Solved – How to use press statistic for model selection

cross-validationmodel-evaluationregression

I am confused about how to use the PRESS statistic to compare models.I understand that the PRESS statistic is calculated by summing the square of the residuals as :

$$\text{PRESS} = \sum_{i=1}^n (y_i – \hat{y}_{i, -i})^2$$

where the residual is the difference between the observed and predicted value for the $i$-th data point, with the prediction coming from a model trained on data with the $i$-th data point removed. My confusion lies in the fact that a new regression equation (hence a new model) is estimated each time a data point is dropped (so $n$ different models are trained in the process of calculating PRESS) – so the final PRESS statistic is not tied to a single model. In that case, how can you use the PRESS statistics to compare two different models? How do you calculate a PRESS statistic for a given regression model? I think I am making a basic mistake somewhere here but not sure where my reasoning is off. Thanks for any help.

Best Answer

You calculate PRESS on a model trained on $n$ values to get an idea of its out-of-sample performance, by leaving out one sample at a time. So while you indeed end up with $n$ models to determine the statistic, you eventually use the original model trained on all $n$ values.

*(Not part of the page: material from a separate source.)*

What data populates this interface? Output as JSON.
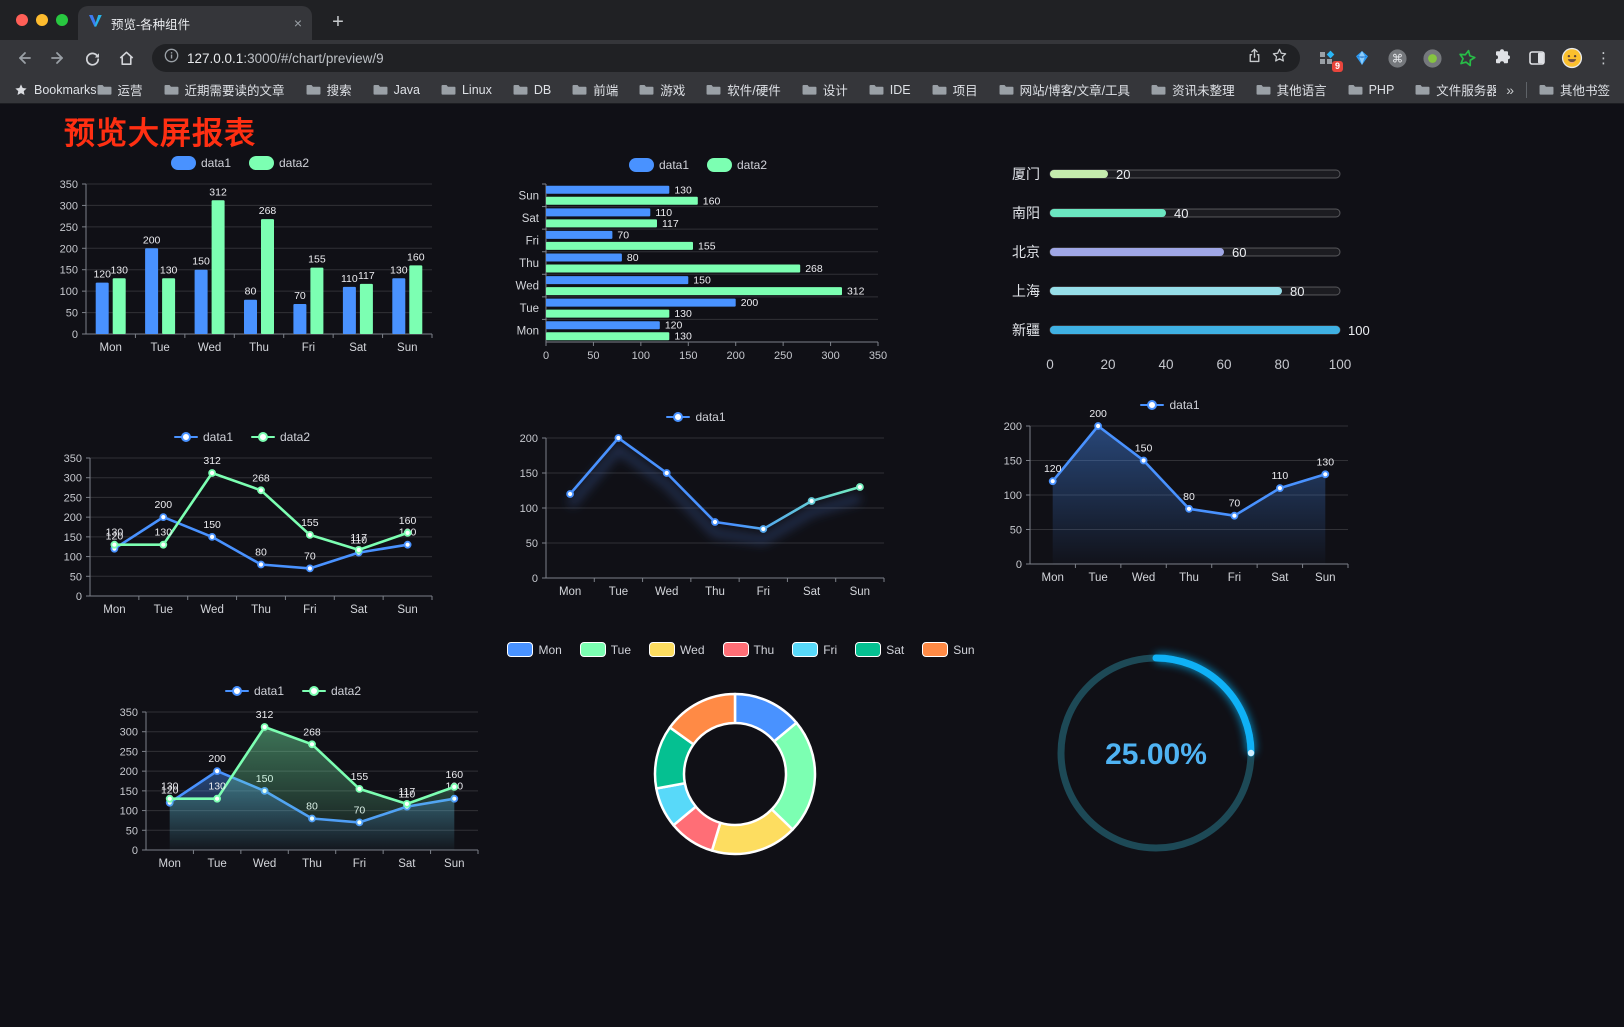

Since you are only leaving out a single observation at a time (like in LOOCV), the addition of the 'last' sample has minimal influence on the final model. Because of this you can safely use PRESS to compare models, even though the actual models you are comparing were not used to calculate it.

If you have a larger sample size, you could consider a form of nested cross-validation, comparing models with the inner cross-validation and evaluating the performance of the 'winning' model on the outer cross-validation loop.